Araştırmacılar, gençlerin genellikle orta ila yüksek seviyelerde sevildiklerini hissettiklerini ancak sevilme seviyelerinde 21 gün içinde dalgalanmalar olduğunu buldu. Bu durum, ebeveyn-çocuk ilişkilerini “yakınlık”, “saygı”, “kabul” ve “duyarlılık” ile ilişkilendiren ergenler için de geçerliydi. Ayrıca araştırmacılar bazı ergenlerin bazı günlerde ebeveynleri tarafından hiç sevilmediklerini hissettiklerini de buldular.
Beklendiği üzere, ergenler ebeveynlerinin daha fazla sıcaklık gösterdiği günlerde sevildiklerini daha çok hissettiler. Ebeveynleriyle daha fazla çatışma yaşadıkları günlerde ise sevildiklerini daha az hissetme eğilimindeydiler. Peki, şaşırtıcı bulgular neler? Ebeveynlerin daha sıcak davrandıkları günlerde, aralarında yaşanan anlaşmazlığın ergenlerin ne kadar sevildikleri hissi üzerinde bir etkisi yoktu. Başka bir deyişle, ergenlere karşı sıcak ve şefkatli olmak, çatışmanın bedeli olan sevilmeme hissine karşı koruma sağlıyor gibiydi.
Coffey ve meslektaşlarına göre bu bulgular oldukça önemli çünkü yaşadıkları duygusal deneyimler ergenlerin uzun vadede mutluluklarını etkileyecek başa çıkma becerilerini ve davranışlarını etkileyebiliyor. Ergenler sürekli olarak uzun süreler boyunca sevildiklerini hissetmediklerinde, depresyon gibi akıl sağlığı sorunları konusunda daha büyük bir risk altında olabiliyorlar.
Bu bulgular ebeveynlerin şunu anlamasına yardımcı olabilir: Ebeveynler ergen çocuklarına her gün, davranışlarına bağlı olmayan koşulsuz sıcaklık gösterdiklerinde – özellikle çatışmalar karşısında – ilişkilerini güçlendirebilirler. Bu, bir iltifatta bulunmak, sarılmak ya da çocuklarının yaşadıkları herhangi bir şeye empati göstermek anlamına gelebilir. Ayrıca çocuğunuzla yaşadığınız etkileşimler hakkında bir günlük tutmak, tekrar eden ilişki kalıplarını fark etmenize ve sıcaklık göstermenin nasıl bir fark yarattığını görmenize yardımcı olabilir.
“Sevgi her gün yeniden ve yeniden gösterilmelidir.

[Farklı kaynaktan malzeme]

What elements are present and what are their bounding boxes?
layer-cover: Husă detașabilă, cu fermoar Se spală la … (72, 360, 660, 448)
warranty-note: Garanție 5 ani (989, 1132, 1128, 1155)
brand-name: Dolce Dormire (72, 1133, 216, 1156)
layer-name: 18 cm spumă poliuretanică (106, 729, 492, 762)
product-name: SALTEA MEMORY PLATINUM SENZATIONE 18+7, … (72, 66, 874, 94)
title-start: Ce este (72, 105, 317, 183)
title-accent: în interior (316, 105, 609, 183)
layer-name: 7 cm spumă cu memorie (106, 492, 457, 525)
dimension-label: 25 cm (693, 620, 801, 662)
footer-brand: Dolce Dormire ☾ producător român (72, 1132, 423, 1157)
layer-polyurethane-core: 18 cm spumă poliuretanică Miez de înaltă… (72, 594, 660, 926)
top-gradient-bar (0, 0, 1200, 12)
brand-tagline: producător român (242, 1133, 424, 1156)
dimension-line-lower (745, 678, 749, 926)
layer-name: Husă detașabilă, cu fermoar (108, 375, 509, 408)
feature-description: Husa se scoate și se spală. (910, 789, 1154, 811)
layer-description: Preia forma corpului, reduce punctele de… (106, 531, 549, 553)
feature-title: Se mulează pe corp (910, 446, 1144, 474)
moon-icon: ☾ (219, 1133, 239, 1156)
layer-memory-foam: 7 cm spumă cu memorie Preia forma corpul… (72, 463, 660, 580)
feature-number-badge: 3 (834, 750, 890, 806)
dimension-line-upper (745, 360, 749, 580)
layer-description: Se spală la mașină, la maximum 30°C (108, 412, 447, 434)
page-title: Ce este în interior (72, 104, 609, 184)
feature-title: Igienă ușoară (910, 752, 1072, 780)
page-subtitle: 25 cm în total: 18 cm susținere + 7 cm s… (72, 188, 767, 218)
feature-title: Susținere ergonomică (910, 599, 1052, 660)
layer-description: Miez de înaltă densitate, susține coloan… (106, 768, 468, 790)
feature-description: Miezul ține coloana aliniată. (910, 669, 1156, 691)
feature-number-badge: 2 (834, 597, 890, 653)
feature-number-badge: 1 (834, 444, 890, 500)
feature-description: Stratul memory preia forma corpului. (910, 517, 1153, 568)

En yakın, uzun süreli ilişkilerde bile.” diye açıklıyor Coffey. “Ebeveynler için ebeveyn-ergen ilişkisini sürdürmek karmaşık olabilir. Çatışma, ebeveynliğin kaçınılmaz bir unsuru ancak işlevsiz bir unsuru değil. “
Ebeveynler ve ergenler, her gün aralarındaki sevgiyi besleyerek karşılıklı sıcaklık göstermenin basit yollarını bulabilirler. Böylece bu sevgi anları, kaçınılmaz olarak oluşan anlaşmazlıkları yumuşatmak için kullanabileceğiniz bir kaynağa dönüşebilir.